Ce polar noir, très noir même, mais passionnant et réaliste a obtenu le prix Landerneau polar en 2012 et le prix Tenebris en 2013. Je l'ai préféré à ma dernière lecture de "Zulu", il m'a davantage touchée par son sujet mais je vais tout de même attendre un peu pour découvrir d'autres oeuvres de cet auteur.
C'est un roman qui me permet de participer à nouveau au challenge d'Alexandra, (je lis, je blogue), "Un hiver polar". Je peux cocher une case bonus supplémentaire "métropole américaine" la quasi totalité de l'action se passant à Buenos Aires.
Les femmes s'étaient réunies devant l'obélisque, un lange de bébé sur la tête, le "panuelo", comme symbole de leurs enfants volés.
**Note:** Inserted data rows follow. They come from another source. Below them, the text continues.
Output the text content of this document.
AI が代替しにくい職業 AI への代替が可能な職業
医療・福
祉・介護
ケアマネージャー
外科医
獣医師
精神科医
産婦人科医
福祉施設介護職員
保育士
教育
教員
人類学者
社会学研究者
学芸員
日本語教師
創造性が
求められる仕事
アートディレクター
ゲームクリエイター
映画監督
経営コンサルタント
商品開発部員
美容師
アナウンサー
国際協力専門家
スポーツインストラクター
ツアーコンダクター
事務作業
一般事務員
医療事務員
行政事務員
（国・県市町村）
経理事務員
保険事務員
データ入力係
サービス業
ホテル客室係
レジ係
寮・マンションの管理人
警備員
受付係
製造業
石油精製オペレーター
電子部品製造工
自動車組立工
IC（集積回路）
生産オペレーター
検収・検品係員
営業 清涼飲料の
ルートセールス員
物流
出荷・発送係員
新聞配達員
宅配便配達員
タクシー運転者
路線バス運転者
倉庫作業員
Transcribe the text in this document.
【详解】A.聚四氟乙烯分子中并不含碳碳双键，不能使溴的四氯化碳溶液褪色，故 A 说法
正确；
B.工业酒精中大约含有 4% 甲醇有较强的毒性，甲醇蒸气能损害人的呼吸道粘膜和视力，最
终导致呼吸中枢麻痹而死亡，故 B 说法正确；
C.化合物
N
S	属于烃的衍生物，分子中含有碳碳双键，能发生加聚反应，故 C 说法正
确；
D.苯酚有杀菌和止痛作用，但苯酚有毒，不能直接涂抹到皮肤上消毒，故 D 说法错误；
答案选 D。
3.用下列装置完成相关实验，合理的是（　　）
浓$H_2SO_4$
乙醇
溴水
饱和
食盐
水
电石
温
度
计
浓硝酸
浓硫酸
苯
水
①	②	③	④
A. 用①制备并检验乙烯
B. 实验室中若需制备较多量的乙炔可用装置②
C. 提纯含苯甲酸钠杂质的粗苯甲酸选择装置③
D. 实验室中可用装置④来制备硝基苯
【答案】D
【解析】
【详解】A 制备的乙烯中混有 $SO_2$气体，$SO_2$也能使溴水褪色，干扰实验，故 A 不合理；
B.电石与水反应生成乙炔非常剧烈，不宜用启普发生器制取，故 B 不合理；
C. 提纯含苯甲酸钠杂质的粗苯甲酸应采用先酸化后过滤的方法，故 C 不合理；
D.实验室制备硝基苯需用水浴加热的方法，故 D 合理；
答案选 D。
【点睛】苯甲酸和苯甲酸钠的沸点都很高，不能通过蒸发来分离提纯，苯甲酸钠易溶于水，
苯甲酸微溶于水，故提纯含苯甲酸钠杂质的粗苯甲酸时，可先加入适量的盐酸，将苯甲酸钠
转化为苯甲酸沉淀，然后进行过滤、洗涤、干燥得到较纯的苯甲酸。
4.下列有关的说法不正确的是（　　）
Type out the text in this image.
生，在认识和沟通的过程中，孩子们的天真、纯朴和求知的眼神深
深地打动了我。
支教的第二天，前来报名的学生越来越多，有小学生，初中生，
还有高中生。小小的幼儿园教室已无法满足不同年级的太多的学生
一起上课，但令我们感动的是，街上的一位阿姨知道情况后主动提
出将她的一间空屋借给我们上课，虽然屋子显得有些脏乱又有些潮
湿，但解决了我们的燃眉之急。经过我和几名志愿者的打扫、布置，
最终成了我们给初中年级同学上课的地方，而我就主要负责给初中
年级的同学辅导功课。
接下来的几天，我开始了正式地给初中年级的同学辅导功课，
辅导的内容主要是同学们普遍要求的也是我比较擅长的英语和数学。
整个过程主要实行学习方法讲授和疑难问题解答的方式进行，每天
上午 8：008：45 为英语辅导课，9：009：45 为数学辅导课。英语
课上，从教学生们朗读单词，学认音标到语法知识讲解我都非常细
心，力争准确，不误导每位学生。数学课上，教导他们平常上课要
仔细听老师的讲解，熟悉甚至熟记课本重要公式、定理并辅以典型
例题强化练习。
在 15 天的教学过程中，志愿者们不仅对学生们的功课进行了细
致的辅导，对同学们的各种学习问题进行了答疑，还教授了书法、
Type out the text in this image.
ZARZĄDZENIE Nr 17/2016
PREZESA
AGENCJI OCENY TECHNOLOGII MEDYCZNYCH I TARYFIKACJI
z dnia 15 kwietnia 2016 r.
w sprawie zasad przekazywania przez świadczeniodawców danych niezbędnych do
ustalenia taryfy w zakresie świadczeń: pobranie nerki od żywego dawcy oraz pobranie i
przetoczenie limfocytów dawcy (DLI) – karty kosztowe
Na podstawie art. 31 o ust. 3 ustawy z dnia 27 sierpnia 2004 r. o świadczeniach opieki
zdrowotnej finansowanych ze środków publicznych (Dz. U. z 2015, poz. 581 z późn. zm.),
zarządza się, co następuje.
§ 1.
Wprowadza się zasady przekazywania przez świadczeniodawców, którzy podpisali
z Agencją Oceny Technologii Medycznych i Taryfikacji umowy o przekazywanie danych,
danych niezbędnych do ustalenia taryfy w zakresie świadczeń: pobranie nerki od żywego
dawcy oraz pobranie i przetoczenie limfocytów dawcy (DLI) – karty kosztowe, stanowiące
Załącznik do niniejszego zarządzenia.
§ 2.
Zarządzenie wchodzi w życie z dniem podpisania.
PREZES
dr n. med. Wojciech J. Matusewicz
Défiant ouvertement le pouvoir, les Mères réclamaient l'"apparition en vie" de leurs proches, refusant le deuil sur ce principe : les enfants étaient partis vivants et, aussi longtemps que les tortionnaires n'auraient pas avoué leurs crimes, ces "disparus" resteraient vivants. La police avait vite menacé, ordonné la dispersion, mais les Mères, se tenant par les coudes, s'étaient mises à circuler autour de la place...Des folles avait raillé le pouvoir.
Mais elles revenaient. Chaque jeudi...
On leur avait envoyé les chiens, les charges de la police montée...les Mères de la place de Mai revenaient...
Les documents top secret liés à la séquestration et à l'assassinat des trente mille disparus avaient été brûlés à l'arrivée de la démocratie (et les éventuelles copies probablement détruites) mais la Marine, comme tous les corps d'armée, avait gardé ses archives...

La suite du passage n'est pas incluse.